Stiles soupira bruyamment lorsque son chauffeur personnel lui annonça d'un ton exagérément joyeux qu'ils étaient arrivés à bon port.
- J'ai pas envie, râla-t-il encore.
- C'est ça, fais-moi croire que tu n'as pas envie de te faire démonter le cul ce soir, railla Isaac en manœuvrant pour garer la Jeep.
- C'est toi que je vais enculer quand tu me ramèneras, rétorqua Stiles en levant les yeux au ciel.
Isaac rit, amusé. Il connaissait tout de Stiles : de sa pointure jusqu'à ses goûts en termes de partenaires – ils étaient rares, mais, hé, ils existaient !
- Vas-y, fais le malin. Tu riras moins quand je t'enculerai à sec.
Isaac feignit le dégoût, mais au fond, il savourait leurs joutes verbales, même s'il devait avouer que Stiles le surpassait largement dans le domaine. Il était du genre cru, à dire les choses sans réfléchir… Ou à justement faire au mieux pour gêner, déranger, juste parce que ça l'amusait. A côté de cela, il savait que ses petites « menaces » ne mèneraient jamais à rien, puisqu'elles-mêmes n'étaient rien de plus qu'un jeu.
Et aussi un moyen de se détendre.
Car Isaac n'était pas dupe. Stiles, il le connaissait comme s'il l'avait fait et s'était davantage attelé à le décoder ces dernières années. L'hyperactif appréhendait réellement le fait de devoir sociabiliser. De se retrouver dans un bar, à boire des verres. S'il était là, c'était cependant aussi parce qu'il le voulait un peu, au fond, mais… Il était certain qu'il n'y serait jamais allé si Isaac n'avait pas insisté. Et l'air de rien, il avait besoin que celui-ci le pousse un peu de temps en temps.
Isaac sentit d'ailleurs Stiles se crisper dès lors qu'ils entrèrent dans le bar. Dans un geste purement amical et réconfortant, le bouclé posa sa main sur son épaule. Il était là, il ne le quitterait pas.
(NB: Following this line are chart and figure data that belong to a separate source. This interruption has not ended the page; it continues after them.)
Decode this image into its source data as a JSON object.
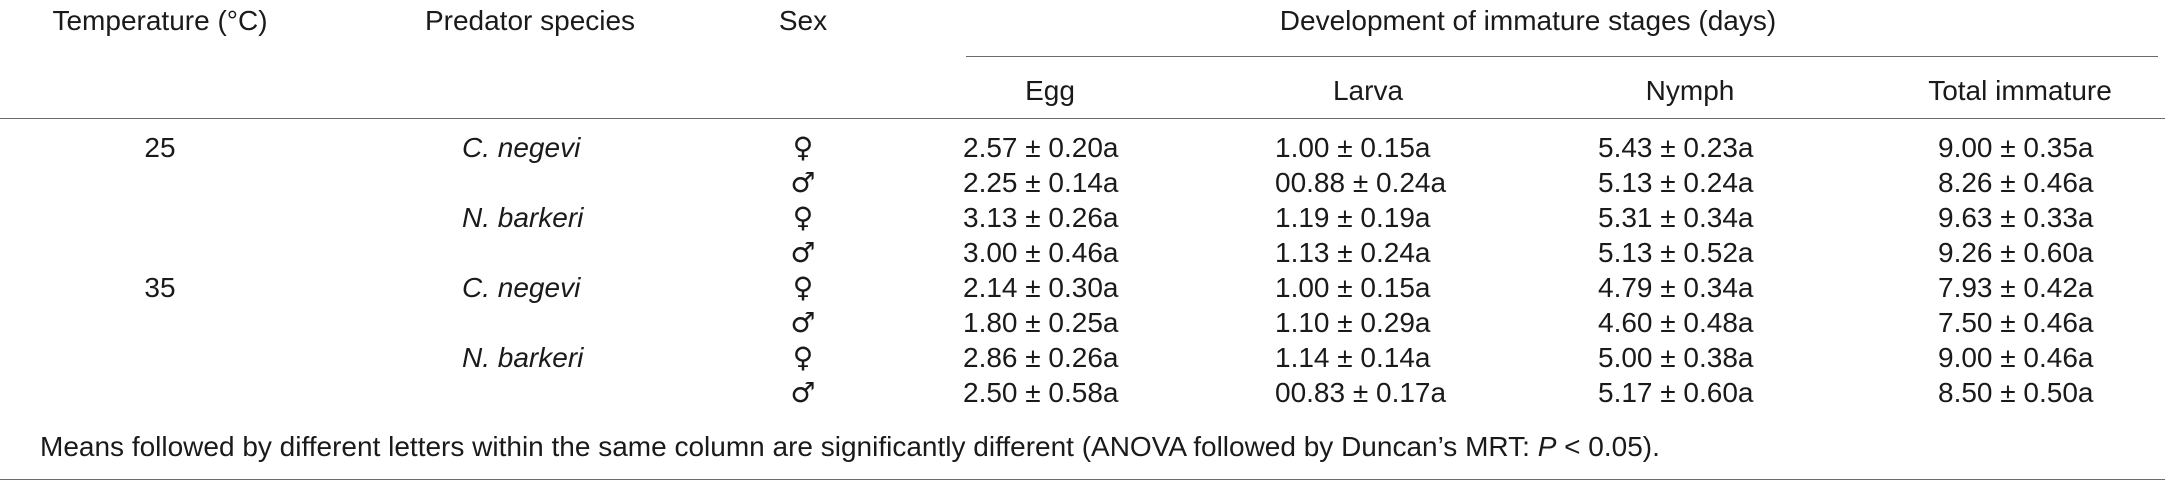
{
  "headers": {
    "temperature": "Temperature (°C)",
    "predator_species": "Predator species",
    "sex": "Sex",
    "development_group": "Development of immature stages (days)",
    "egg": "Egg",
    "larva": "Larva",
    "nymph": "Nymph",
    "total": "Total immature"
  },
  "rows": [
    {
      "temperature": "25",
      "species": "C. negevi",
      "sex": "♀",
      "egg": "2.57 ± 0.20a",
      "larva": "1.00 ± 0.15a",
      "nymph": "5.43 ± 0.23a",
      "total": "9.00 ± 0.35a"
    },
    {
      "temperature": "",
      "species": "",
      "sex": "♂",
      "egg": "2.25 ± 0.14a",
      "larva": "00.88 ± 0.24a",
      "nymph": "5.13 ± 0.24a",
      "total": "8.26 ± 0.46a"
    },
    {
      "temperature": "",
      "species": "N. barkeri",
      "sex": "♀",
      "egg": "3.13 ± 0.26a",
      "larva": "1.19 ± 0.19a",
      "nymph": "5.31 ± 0.34a",
      "total": "9.63 ± 0.33a"
    },
    {
      "temperature": "",
      "species": "",
      "sex": "♂",
      "egg": "3.00 ± 0.46a",
      "larva": "1.13 ± 0.24a",
      "nymph": "5.13 ± 0.52a",
      "total": "9.26 ± 0.60a"
    },
    {
      "temperature": "35",
      "species": "C. negevi",
      "sex": "♀",
      "egg": "2.14 ± 0.30a",
      "larva": "1.00 ± 0.15a",
      "nymph": "4.79 ± 0.34a",
      "total": "7.93 ± 0.42a"
    },
    {
      "temperature": "",
      "species": "",
      "sex": "♂",
      "egg": "1.80 ± 0.25a",
      "larva": "1.10 ± 0.29a",
      "nymph": "4.60 ± 0.48a",
      "total": "7.50 ± 0.46a"
    },
    {
      "temperature": "",
      "species": "N. barkeri",
      "sex": "♀",
      "egg": "2.86 ± 0.26a",
      "larva": "1.14 ± 0.14a",
      "nymph": "5.00 ± 0.38a",
      "total": "9.00 ± 0.46a"
    },
    {
      "temperature": "",
      "species": "",
      "sex": "♂",
      "egg": "2.50 ± 0.58a",
      "larva": "00.83 ± 0.17a",
      "nymph": "5.17 ± 0.60a",
      "total": "8.50 ± 0.50a"
    }
  ],
  "footnote": {
    "before": "Means followed by different letters within the same column are significantly different (ANOVA followed by Duncan’s MRT: ",
    "p_symbol": "P",
    "after": " < 0.05)."
  }
}
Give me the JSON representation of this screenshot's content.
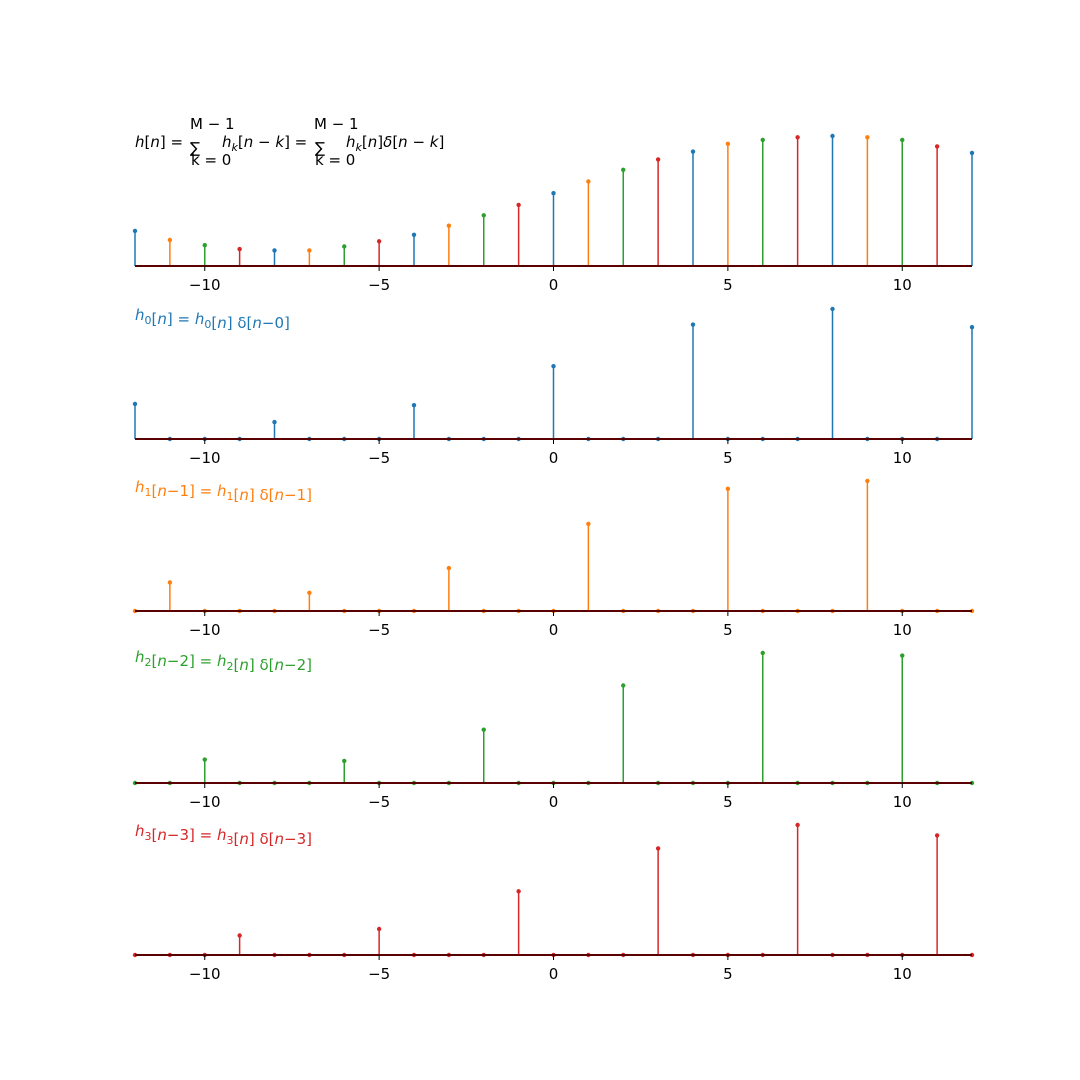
{
  "colors": {
    "blue": "#1f77b4",
    "orange": "#ff7f0e",
    "green": "#2ca02c",
    "red": "#d62728",
    "black": "#000000"
  },
  "chart_data": [
    {
      "type": "stem",
      "title": "h[n] = ∑_{k=0}^{M−1} h_k[n−k] = ∑_{k=0}^{M−1} h_k[n] δ[n−k]",
      "title_color": "black",
      "x": [
        -12,
        -11,
        -10,
        -9,
        -8,
        -7,
        -6,
        -5,
        -4,
        -3,
        -2,
        -1,
        0,
        1,
        2,
        3,
        4,
        5,
        6,
        7,
        8,
        9,
        10,
        11,
        12
      ],
      "values": [
        0.27,
        0.2,
        0.16,
        0.13,
        0.12,
        0.12,
        0.15,
        0.19,
        0.24,
        0.31,
        0.39,
        0.47,
        0.56,
        0.65,
        0.74,
        0.82,
        0.88,
        0.94,
        0.97,
        0.99,
        1.0,
        0.99,
        0.97,
        0.92,
        0.87
      ],
      "point_colors": [
        "blue",
        "orange",
        "green",
        "red",
        "blue",
        "orange",
        "green",
        "red",
        "blue",
        "orange",
        "green",
        "red",
        "blue",
        "orange",
        "green",
        "red",
        "blue",
        "orange",
        "green",
        "red",
        "blue",
        "orange",
        "green",
        "red",
        "blue"
      ],
      "xlim": [
        -12,
        12
      ],
      "xticks": [
        -10,
        -5,
        0,
        5,
        10
      ],
      "xtick_labels": [
        "−10",
        "−5",
        "0",
        "5",
        "10"
      ],
      "grid": false
    },
    {
      "type": "stem",
      "title": "h_0[n] = h_0[n] δ[n−0]",
      "title_color": "blue",
      "x": [
        -12,
        -11,
        -10,
        -9,
        -8,
        -7,
        -6,
        -5,
        -4,
        -3,
        -2,
        -1,
        0,
        1,
        2,
        3,
        4,
        5,
        6,
        7,
        8,
        9,
        10,
        11,
        12
      ],
      "values": [
        0.27,
        0,
        0,
        0,
        0.13,
        0,
        0,
        0,
        0.26,
        0,
        0,
        0,
        0.56,
        0,
        0,
        0,
        0.88,
        0,
        0,
        0,
        1.0,
        0,
        0,
        0,
        0.86
      ],
      "color": "blue",
      "xlim": [
        -12,
        12
      ],
      "xticks": [
        -10,
        -5,
        0,
        5,
        10
      ],
      "xtick_labels": [
        "−10",
        "−5",
        "0",
        "5",
        "10"
      ],
      "grid": false
    },
    {
      "type": "stem",
      "title": "h_1[n−1] = h_1[n] δ[n−1]",
      "title_color": "orange",
      "x": [
        -12,
        -11,
        -10,
        -9,
        -8,
        -7,
        -6,
        -5,
        -4,
        -3,
        -2,
        -1,
        0,
        1,
        2,
        3,
        4,
        5,
        6,
        7,
        8,
        9,
        10,
        11,
        12
      ],
      "values": [
        0,
        0.22,
        0,
        0,
        0,
        0.14,
        0,
        0,
        0,
        0.33,
        0,
        0,
        0,
        0.67,
        0,
        0,
        0,
        0.94,
        0,
        0,
        0,
        1.0,
        0,
        0,
        0
      ],
      "color": "orange",
      "xlim": [
        -12,
        12
      ],
      "xticks": [
        -10,
        -5,
        0,
        5,
        10
      ],
      "xtick_labels": [
        "−10",
        "−5",
        "0",
        "5",
        "10"
      ],
      "grid": false
    },
    {
      "type": "stem",
      "title": "h_2[n−2] = h_2[n] δ[n−2]",
      "title_color": "green",
      "x": [
        -12,
        -11,
        -10,
        -9,
        -8,
        -7,
        -6,
        -5,
        -4,
        -3,
        -2,
        -1,
        0,
        1,
        2,
        3,
        4,
        5,
        6,
        7,
        8,
        9,
        10,
        11,
        12
      ],
      "values": [
        0,
        0,
        0.18,
        0,
        0,
        0,
        0.17,
        0,
        0,
        0,
        0.41,
        0,
        0,
        0,
        0.75,
        0,
        0,
        0,
        1.0,
        0,
        0,
        0,
        0.98,
        0,
        0
      ],
      "color": "green",
      "xlim": [
        -12,
        12
      ],
      "xticks": [
        -10,
        -5,
        0,
        5,
        10
      ],
      "xtick_labels": [
        "−10",
        "−5",
        "0",
        "5",
        "10"
      ],
      "grid": false
    },
    {
      "type": "stem",
      "title": "h_3[n−3] = h_3[n] δ[n−3]",
      "title_color": "red",
      "x": [
        -12,
        -11,
        -10,
        -9,
        -8,
        -7,
        -6,
        -5,
        -4,
        -3,
        -2,
        -1,
        0,
        1,
        2,
        3,
        4,
        5,
        6,
        7,
        8,
        9,
        10,
        11,
        12
      ],
      "values": [
        0,
        0,
        0,
        0.15,
        0,
        0,
        0,
        0.2,
        0,
        0,
        0,
        0.49,
        0,
        0,
        0,
        0.82,
        0,
        0,
        0,
        1.0,
        0,
        0,
        0,
        0.92,
        0
      ],
      "color": "red",
      "xlim": [
        -12,
        12
      ],
      "xticks": [
        -10,
        -5,
        0,
        5,
        10
      ],
      "xtick_labels": [
        "−10",
        "−5",
        "0",
        "5",
        "10"
      ],
      "grid": false
    }
  ]
}
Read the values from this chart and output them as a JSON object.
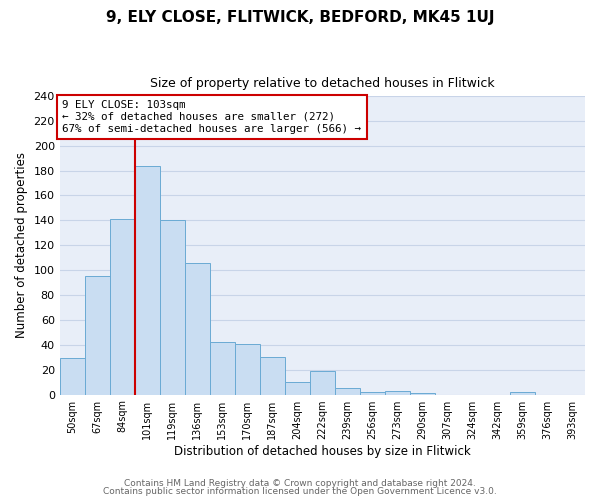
{
  "title": "9, ELY CLOSE, FLITWICK, BEDFORD, MK45 1UJ",
  "subtitle": "Size of property relative to detached houses in Flitwick",
  "xlabel": "Distribution of detached houses by size in Flitwick",
  "ylabel": "Number of detached properties",
  "bar_labels": [
    "50sqm",
    "67sqm",
    "84sqm",
    "101sqm",
    "119sqm",
    "136sqm",
    "153sqm",
    "170sqm",
    "187sqm",
    "204sqm",
    "222sqm",
    "239sqm",
    "256sqm",
    "273sqm",
    "290sqm",
    "307sqm",
    "324sqm",
    "342sqm",
    "359sqm",
    "376sqm",
    "393sqm"
  ],
  "bar_heights": [
    29,
    95,
    141,
    184,
    140,
    106,
    42,
    41,
    30,
    10,
    19,
    5,
    2,
    3,
    1,
    0,
    0,
    0,
    2,
    0,
    0
  ],
  "bar_color": "#c9ddf2",
  "bar_edge_color": "#6aaad4",
  "ylim": [
    0,
    240
  ],
  "yticks": [
    0,
    20,
    40,
    60,
    80,
    100,
    120,
    140,
    160,
    180,
    200,
    220,
    240
  ],
  "vline_x_index": 3,
  "vline_color": "#cc0000",
  "annotation_line1": "9 ELY CLOSE: 103sqm",
  "annotation_line2": "← 32% of detached houses are smaller (272)",
  "annotation_line3": "67% of semi-detached houses are larger (566) →",
  "annotation_box_color": "#ffffff",
  "annotation_box_edge": "#cc0000",
  "footer1": "Contains HM Land Registry data © Crown copyright and database right 2024.",
  "footer2": "Contains public sector information licensed under the Open Government Licence v3.0.",
  "fig_bg_color": "#ffffff",
  "plot_bg_color": "#e8eef8",
  "grid_color": "#c8d4e8"
}
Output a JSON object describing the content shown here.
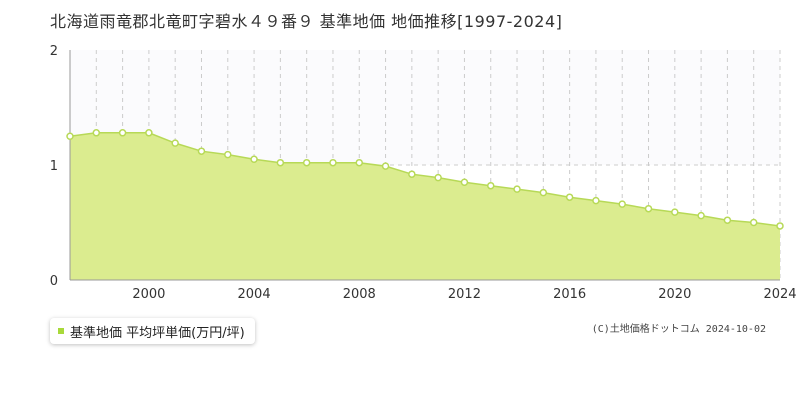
{
  "colors": {
    "area_fill": "#dbec8f",
    "line": "#b7d957",
    "marker_fill": "#ffffff",
    "marker_stroke": "#b7d957",
    "grid": "#cccccc",
    "axis_text": "#333333",
    "legend_swatch": "#a8d93a"
  },
  "legend": {
    "label": "基準地価 平均坪単価(万円/坪)"
  },
  "copyright": "(C)土地価格ドットコム 2024-10-02",
  "chart_data": {
    "type": "area",
    "title": "北海道雨竜郡北竜町字碧水４９番９ 基準地価 地価推移[1997-2024]",
    "xlabel": "",
    "ylabel": "",
    "xlim": [
      1997,
      2024
    ],
    "ylim": [
      0,
      2
    ],
    "x_ticks": [
      "2000",
      "2004",
      "2008",
      "2012",
      "2016",
      "2020",
      "2024"
    ],
    "y_ticks": [
      "0",
      "1",
      "2"
    ],
    "grid": true,
    "legend_position": "bottom-left",
    "series": [
      {
        "name": "基準地価 平均坪単価(万円/坪)",
        "x": [
          1997,
          1998,
          1999,
          2000,
          2001,
          2002,
          2003,
          2004,
          2005,
          2006,
          2007,
          2008,
          2009,
          2010,
          2011,
          2012,
          2013,
          2014,
          2015,
          2016,
          2017,
          2018,
          2019,
          2020,
          2021,
          2022,
          2023,
          2024
        ],
        "y": [
          1.25,
          1.28,
          1.28,
          1.28,
          1.19,
          1.12,
          1.09,
          1.05,
          1.02,
          1.02,
          1.02,
          1.02,
          0.99,
          0.92,
          0.89,
          0.85,
          0.82,
          0.79,
          0.76,
          0.72,
          0.69,
          0.66,
          0.62,
          0.59,
          0.56,
          0.52,
          0.5,
          0.47
        ]
      }
    ]
  }
}
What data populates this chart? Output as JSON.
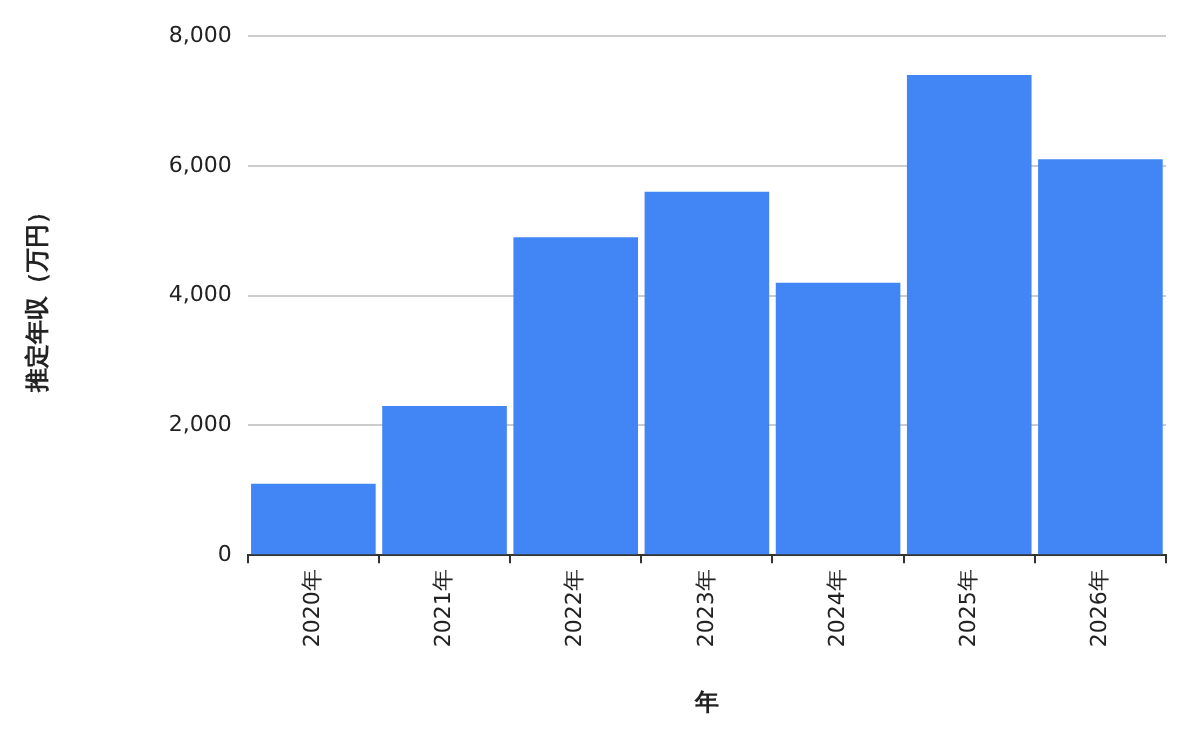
{
  "chart_data": {
    "type": "bar",
    "xlabel": "年",
    "ylabel": "推定年収（万円）",
    "categories": [
      "2020年",
      "2021年",
      "2022年",
      "2023年",
      "2024年",
      "2025年",
      "2026年"
    ],
    "values": [
      1100,
      2300,
      4900,
      5600,
      4200,
      7400,
      6100
    ],
    "color": "#4285f4",
    "ylim": [
      0,
      8000
    ],
    "yticks": [
      0,
      {
        "value": 2000,
        "label": "2,000"
      },
      {
        "value": 4000,
        "label": "4,000"
      },
      {
        "value": 6000,
        "label": "6,000"
      },
      {
        "value": 8000,
        "label": "8,000"
      }
    ],
    "grid": "y",
    "legend": false
  }
}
- Détends-toi, fit-il en se rapprochant de son oreille.
Il y avait du monde, mais pas assez pour ne pas se trouver une table. Tiens ! Il venait tout juste d'en repérer une dans un coin, et poussa à la rejoindre Stiles en descendant sa main dans son dos.
- Seul l'alcool a ce pouvoir, Isaac, maugréa l'hyperactif en avançant à contrecœur.
Et si son meilleur ami l'avait traîné ici, il était certain que Stiles n'allait pas se contenter d'un seul verre – pour survivre à cette aventure, il lui en faudrait plusieurs.
Stiles commença par un verre de whisky tandis qu'Isaac préféra se contenter d'un jus. De toute façon, l'alcool ne lui faisait pas le moindre effet du fait de sa nature lupine, alors… Autant taper dans du soft. Il discuta avec Stiles, parlant plus fort pour essayer de se faire entendre malgré la musique ambiante et l'observa vider son premier verre d'une traite. Il fronça légèrement les sourcils et se fit la réflexion qu'il allait devoir surveiller sa consommation… Juste au cas-où.
- Qu'est-ce que tu fais ? S'enquit Stiles d'un ton râleur alors qu'Isaac commençait à adopter, selon lui, une attitude bizarre.
Il regardait partout, semblait scruter chaque personne qui passait, et avait même l'air… De passer les pantalons des hommes au rayon X. Soudain, il se rappela leur conversation dans la voiture.
- Isaac, si t'es en train de faire du repérage pour…
- C'est exactement ce que je fais, le coupa le bouclé sans cesser de zieuter les mâles présents dans la grande salle.
- Mais toi, je vais vraiment te…
- Stiles, tu ne vas rien faire. Je te couche quand je veux.
Un rappel inhérent de sa nature lupine et de cette force incroyable… Qui lui avait brisé une côte par le passé. Le visage d'Isaac se para d'un sourire un peu désolé à ce souvenir. Un sourire qu'une certaine détermination vint élargir. Il faut savoir que boucles d'or était un professionnel du repérage : Stiles ne repartirait pas seul ce soir.